La nostra nuova giunta è diversa da quelle classiche come, ad esempio, il “Consiglio Nazionale per la Pace e l'Ordine” che ora governa la Thailandia. Primo, l'interesse della nostra giunta sono solo le relazioni internazionali, non la politica interna. In secondo luogo, non ha preso il potere con un colpo di stato, ma trae la sua autorità dal favore di un presidente eletto. Terzo e più importante, il suo obiettivo principale non è quello di imporre un nuovo ordine ma di imporre uno vecchio.

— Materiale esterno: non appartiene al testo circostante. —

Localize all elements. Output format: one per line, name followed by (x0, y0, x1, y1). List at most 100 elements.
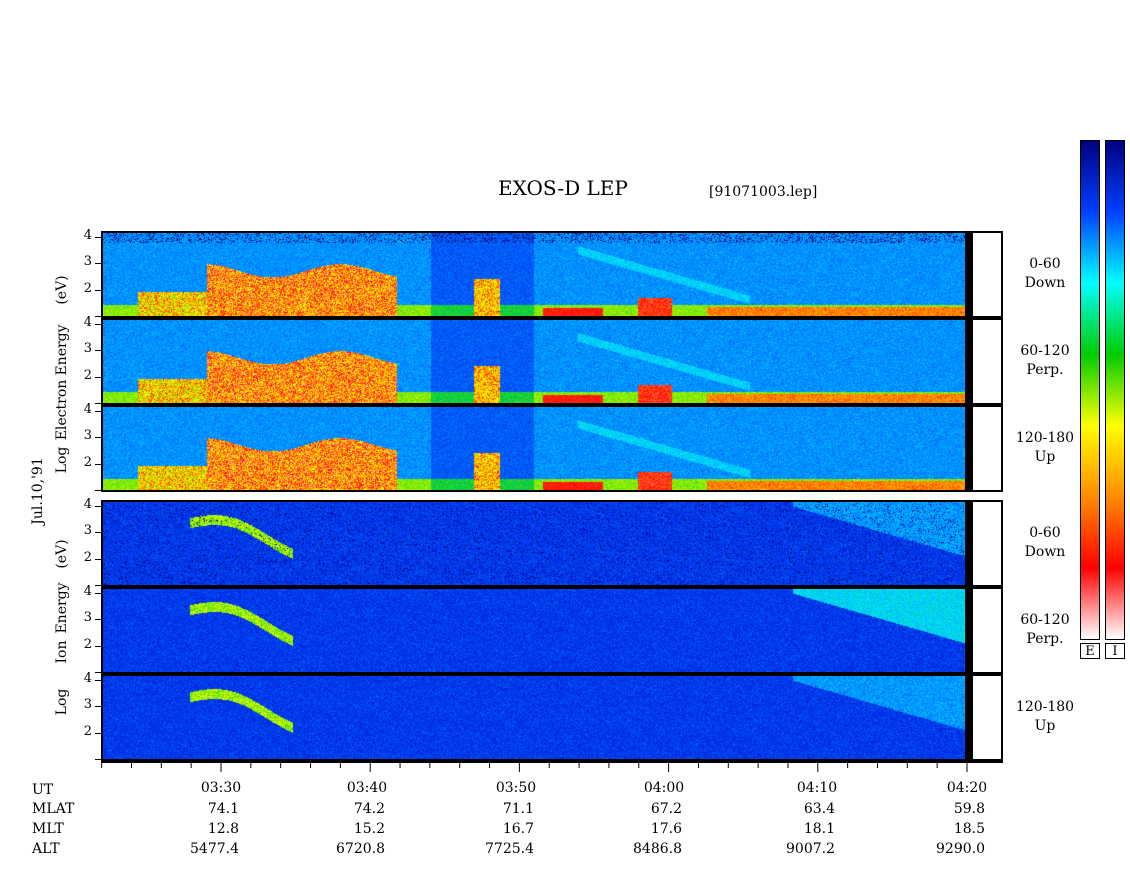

Il mese scorso, Presidente Trump ha dovuto affrontare una decisione cruciale in merito il futuro di La guerra americana in Afghanistan. Questo era un potenziale punto di svolta. Quattro anni fa Trump ha twittato, "Usciamo dall'Afghanistan". Se avesse seguito quell'impulso e avesse annunciato che avrebbe riportato a casa le truppe americane, l'élite politica e militare di Washington sarebbe rimasta sbalordita. Ma i membri della giunta sono entrati in azione. Hanno convinto Trump ad annunciare che invece di ritirarsi, avrebbe fatto il contrario: rifiutare la "rapida uscita" dall'Afghanistan, aumentare la forza delle truppe e continuare a "uccidere terroristi".

Non è una grande sorpresa che Trump sia stato coinvolto nel mainstream della politica estera; lo stesso è successo al presidente Obama all'inizio della sua presidenza. Più inquietante è che Trump ha ceduto gran parte del suo potere ai generali. Peggio ancora, molti americani lo trovano rassicurante. Sono così disgustati dalla corruzione e dalla miopia della nostra classe politica che si rivolgono ai soldati come alternativa. È una tentazione pericolosa.

Stephen Kinzer è ricercatore presso il Watson Institute for International and Public Affairs della Brown University.